Огромный пес, крупнее которого Саймону никогда не доводилось видеть, прижал Шима'Онари к стволу огромного ясеня, так что повелитель ситхи уперся спиной в тлеющую кору. Одежда Шима'Онари почернела и тоже дымилась. Безоружный, отец Джирики удерживал голыми руками массивную голову пса, пытаясь отстранить клацающие челюсти от своего лица. Странные огни мелькали возле них, голубые и ярко-красные.

Недалеко от того места, где боролся его отец, Джирики и несколько других окружили вопящую огненную фигуру. Принц был маленьким силуэтом перед ревущим чудовищем — Красной Рукой. Меч Джирики Индрейу казался сгустком тени, противостоящим огненному столбу.

Саймон нагнулся и пополз вперед, все еще стремясь попасть в центр Ясиры. Шум был оглушительным. Его толкали, некоторые ситхи мчались на помощь Джирики, другие носились как безумные с горящими волосами и пылающей одеждой.

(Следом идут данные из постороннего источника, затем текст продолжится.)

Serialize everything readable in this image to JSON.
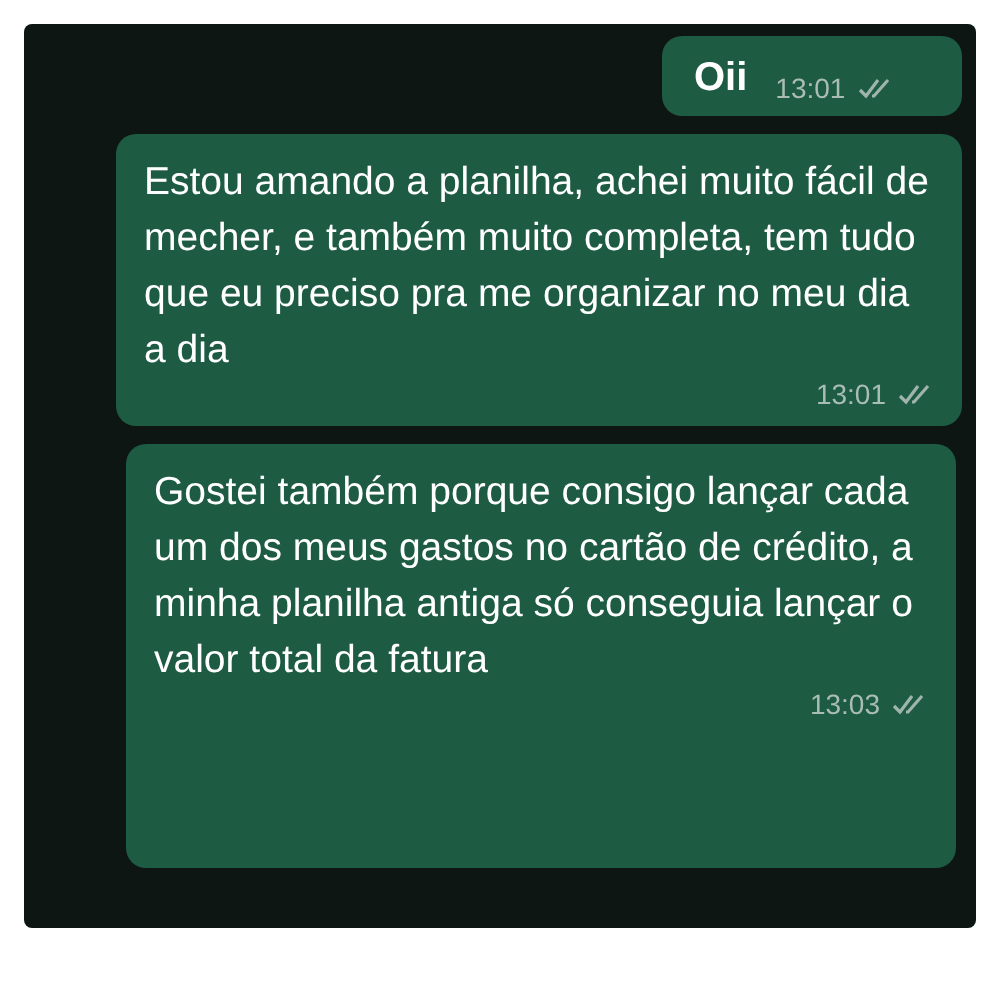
{
  "messages": [
    {
      "text": "Oii",
      "time": "13:01"
    },
    {
      "text": "Estou amando a planilha, achei muito fácil de mecher, e também muito completa, tem tudo que eu preciso pra me organizar no meu dia a dia",
      "time": "13:01"
    },
    {
      "text": "Gostei também porque consigo lançar cada um dos meus gastos no cartão de crédito, a minha planilha antiga só conseguia lançar o valor total da fatura",
      "time": "13:03"
    }
  ]
}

Неожиданный удар бросил Саймона на траву. Одна из собак набросилась на него, ее мертвенная морда рванулась к его горлу, тупые когти царапали его, когда он отчаянно пытался вырваться из-под навалившейся туши. Он вслепую шарил руками, пока не нащупал выпавший камень, затем ударил собаку по голове. Она взвизгнула и вцепилась зубами в его рубашку, задев плечо, когда тянулась к горлу. Он снова нанес удар, попытался освободить руку, затем снова ударил. Собака обмякла и соскользнула с его груди. Саймон перекатился и отбросил мертвое тело.

Внезапно, перекрывая весь остальной шум, по Ясире пронесся пронзительный вопль, вслед за которым взвыл зимний ветер — ледяной порыв пронзил его насквозь. Раздутая этим порывом огненная фигура в центре на миг увеличилась, затем сжалась, плеснув вверх пламя. Раздался громоподобный звук, потом Саймон почувствовал сильный хлопок в ушах, когда чудовище Красная Рука рассыпалось дождем шипящих искр. Еще один порыв ветра бросил Саймона и многих других ничком на землю, когда воздух рванулся заполнить пустоту, возникшую на месте огненного столба. После этого странная тишина опустилась на Ясиру.

Оглушенный, Саймон лежал на спине, глядя наверх. Постепенно вернулись естественные оттенки сумерек, просвечивая через верхушку мощного дерева, чьи ветви теперь не были усеяны живыми бабочками, а хранили лишь их обгоревшие останки.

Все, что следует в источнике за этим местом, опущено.